Cela lui a laissé le temps de se mettre au service des relations publiques de la grande distribution et aussi de présider le « Comité Guillaume Tell », petit groupe de pression voué à la protection des amateurs d’armes, qu’elles soient de chasse ou de collection. Il se consacre aussi depuis longtemps à la promotion des chasseurs et de la ruralité. Cela l’a d’abord conduit, pendant des années, à être l’un des responsables de la très droitière et conservatrice organisation Chasse, pêche, nature, traditions (CPNT), qui connut quelques succès électoraux. Thierry Coste assura longtemps la promotion de leur image, avant d’offrir ses services aux chasseurs organisés. Sa présence attentive et fructueuse se poursuivra en liaison avec les entourages de Jacques Chirac, de Nicolas Sarkozy et même de François Hollande
En marche pour la chasse
Thierry Coste, depuis la fin des années 1970 soigne ses relations politiques et économiques. Il a toujours eu dans son carnet d’adresses un ou plusieurs ministres et parlementaires chasseurs et amis du prince en exercice, lui permettant d’être reçu partout, y compris à l’Élysée ; qu’il s’agisse de ses amis Jean-Pierre Raffarin à droite ou François Patriat (un peu) à gauche, ou d’autres, il y a toujours eu des guides vers les puissants. Patriat se consacre aussi depuis des lustres à la protection des chasseurs, puisqu’en 1999, malgré les réticences de Dominique Voynet, alors ministre de l’Environnement de Lionel Jospin, il fut chargé d’une longue mission sur la chasse qui écarta la plupart des restrictions prévues pour limiter les actions des chasseurs et faire plaisir aux écolos.
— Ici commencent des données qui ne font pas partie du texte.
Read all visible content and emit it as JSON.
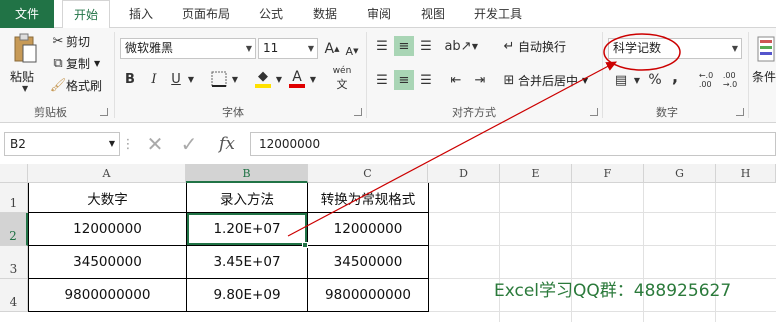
{
  "tabs": [
    "文件",
    "开始",
    "插入",
    "页面布局",
    "公式",
    "数据",
    "审阅",
    "视图",
    "开发工具"
  ],
  "clipboard": {
    "paste": "粘贴",
    "cut": "剪切",
    "copy": "复制",
    "format_painter": "格式刷",
    "group": "剪贴板"
  },
  "font": {
    "name": "微软雅黑",
    "size": "11",
    "group": "字体",
    "bold": "B",
    "italic": "I",
    "underline": "U",
    "phonetic": "wén",
    "grow": "A",
    "shrink": "A"
  },
  "alignment": {
    "wrap": "自动换行",
    "merge": "合并后居中",
    "group": "对齐方式"
  },
  "number": {
    "format": "科学记数",
    "group": "数字",
    "percent": "%",
    "comma": ",",
    "inc_dec": "←.0 .00",
    "dec_dec": ".00 →.0"
  },
  "styles": {
    "conditional": "条件"
  },
  "formula_bar": {
    "name_box": "B2",
    "fx": "fx",
    "value": "12000000"
  },
  "columns": [
    "A",
    "B",
    "C",
    "D",
    "E",
    "F",
    "G",
    "H"
  ],
  "rows": [
    "1",
    "2",
    "3",
    "4"
  ],
  "table": {
    "headers": [
      "大数字",
      "录入方法",
      "转换为常规格式"
    ],
    "rows": [
      [
        "12000000",
        "1.20E+07",
        "12000000"
      ],
      [
        "34500000",
        "3.45E+07",
        "34500000"
      ],
      [
        "9800000000",
        "9.80E+09",
        "9800000000"
      ]
    ]
  },
  "watermark": "Excel学习QQ群：488925627",
  "colors": {
    "accent": "#217346",
    "arrow": "#cc0000",
    "font_color": "#e00000",
    "fill_color": "#ffe100"
  }
}
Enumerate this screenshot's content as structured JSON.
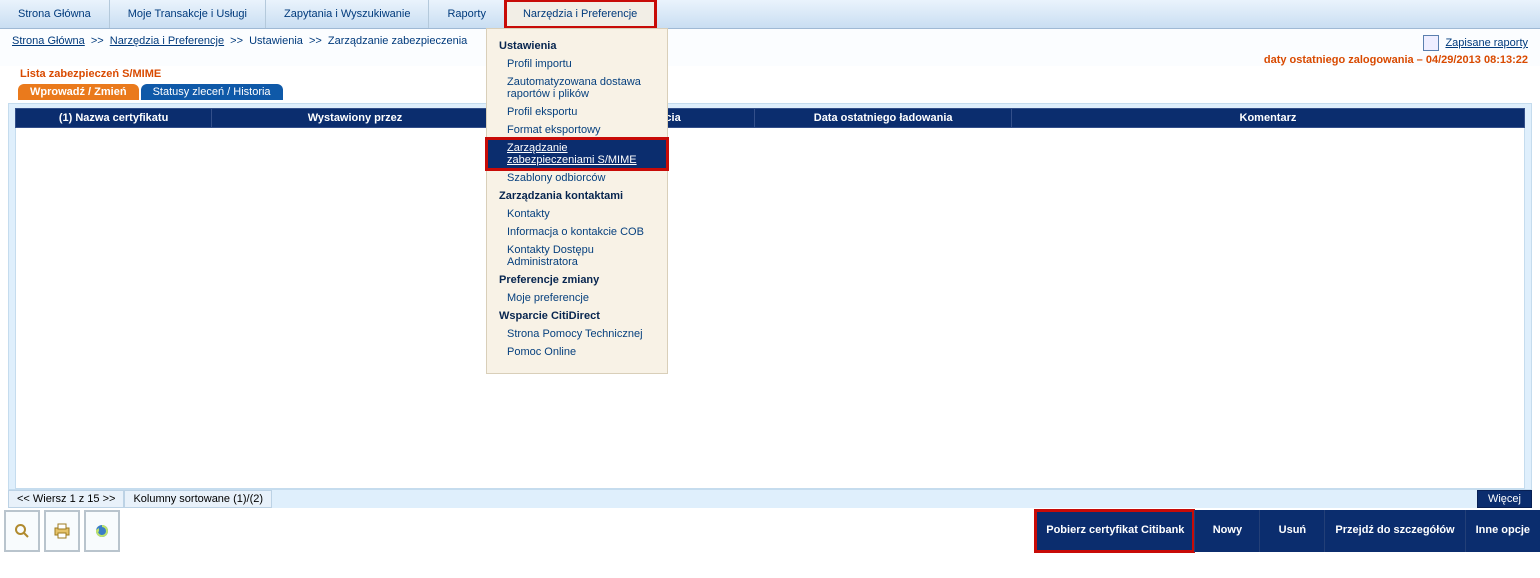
{
  "topnav": [
    {
      "label": "Strona Główna",
      "name": "nav-home"
    },
    {
      "label": "Moje Transakcje i Usługi",
      "name": "nav-transactions"
    },
    {
      "label": "Zapytania i Wyszukiwanie",
      "name": "nav-queries"
    },
    {
      "label": "Raporty",
      "name": "nav-reports"
    },
    {
      "label": "Narzędzia i Preferencje",
      "name": "nav-tools",
      "boxed": true
    }
  ],
  "breadcrumb": {
    "home": "Strona Główna",
    "sep": ">>",
    "l1": "Narzędzia i Preferencje",
    "l2": "Ustawienia",
    "l3": "Zarządzanie zabezpieczenia"
  },
  "saved_reports_label": "Zapisane raporty",
  "last_login": "daty ostatniego zalogowania – 04/29/2013 08:13:22",
  "page_title": "Lista zabezpieczeń S/MIME",
  "tabs": [
    {
      "label": "Wprowadź / Zmień",
      "style": "orange",
      "name": "tab-edit"
    },
    {
      "label": "Statusy zleceń / Historia",
      "style": "blue",
      "name": "tab-history"
    }
  ],
  "columns": [
    "(1) Nazwa certyfikatu",
    "Wystawiony przez",
    "(2) Data wygaśnięcia",
    "Data ostatniego ładowania",
    "Komentarz"
  ],
  "status": {
    "rows": "<< Wiersz 1 z 15 >>",
    "sort": "Kolumny sortowane (1)/(2)",
    "more": "Więcej"
  },
  "action_buttons": [
    {
      "label": "Pobierz certyfikat Citibank",
      "name": "btn-download-cert",
      "wide": true,
      "boxed": true
    },
    {
      "label": "Nowy",
      "name": "btn-new"
    },
    {
      "label": "Usuń",
      "name": "btn-delete"
    },
    {
      "label": "Przejdź do szczegółów",
      "name": "btn-details",
      "wide": true
    },
    {
      "label": "Inne opcje",
      "name": "btn-more"
    }
  ],
  "menu": {
    "sections": [
      {
        "title": "Ustawienia",
        "items": [
          {
            "label": "Profil importu"
          },
          {
            "label": "Zautomatyzowana dostawa raportów i plików"
          },
          {
            "label": "Profil eksportu"
          },
          {
            "label": "Format eksportowy"
          },
          {
            "label": "Zarządzanie zabezpieczeniami S/MIME",
            "selected": true
          },
          {
            "label": "Szablony odbiorców"
          }
        ]
      },
      {
        "title": "Zarządzania kontaktami",
        "items": [
          {
            "label": "Kontakty"
          },
          {
            "label": "Informacja o kontakcie COB"
          },
          {
            "label": "Kontakty Dostępu Administratora"
          }
        ]
      },
      {
        "title": "Preferencje zmiany",
        "items": [
          {
            "label": "Moje preferencje"
          }
        ]
      },
      {
        "title": "Wsparcie CitiDirect",
        "items": [
          {
            "label": "Strona Pomocy Technicznej"
          },
          {
            "label": "Pomoc Online"
          }
        ]
      }
    ]
  }
}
Et aux côtés de Patriat, un certain Thierry Coste s’agitait déjà pour le conseiller.
Fin de l’histoire : en mars 2017, le lobbyiste des chasseurs 2017 a fait allégeance à Emmanuel Macron et est donc devenu son conseiller pour la chasse et la ruralité ; sur les avis de François Patriat, passé de son côté de sénateur PS à président du groupe LREM au Sénat. Les deux compères se sont donc retrouvés à Chambord, pour un anniversaire qui devait rester secret. Cela devrait permettre au sénateur Patriat d’être prochainement nommé directeur des chasses sur les 5 440 hectares du parc royal. Personne ne semble en vouloir à son ami Coste d’avoir discrètement vendu la mèche de l’anniversaire macronien aux journalistes locaux. Et comme le chantait Alibert, le chanteur fantaisiste préféré des IIIe et IVe République, « c’est comme ça que tout l’pays l’a su ».
Une histoire qui montre ou rappelle que le « nouveau monde » s’accommode très bien des méthodes de « l’ancien monde ».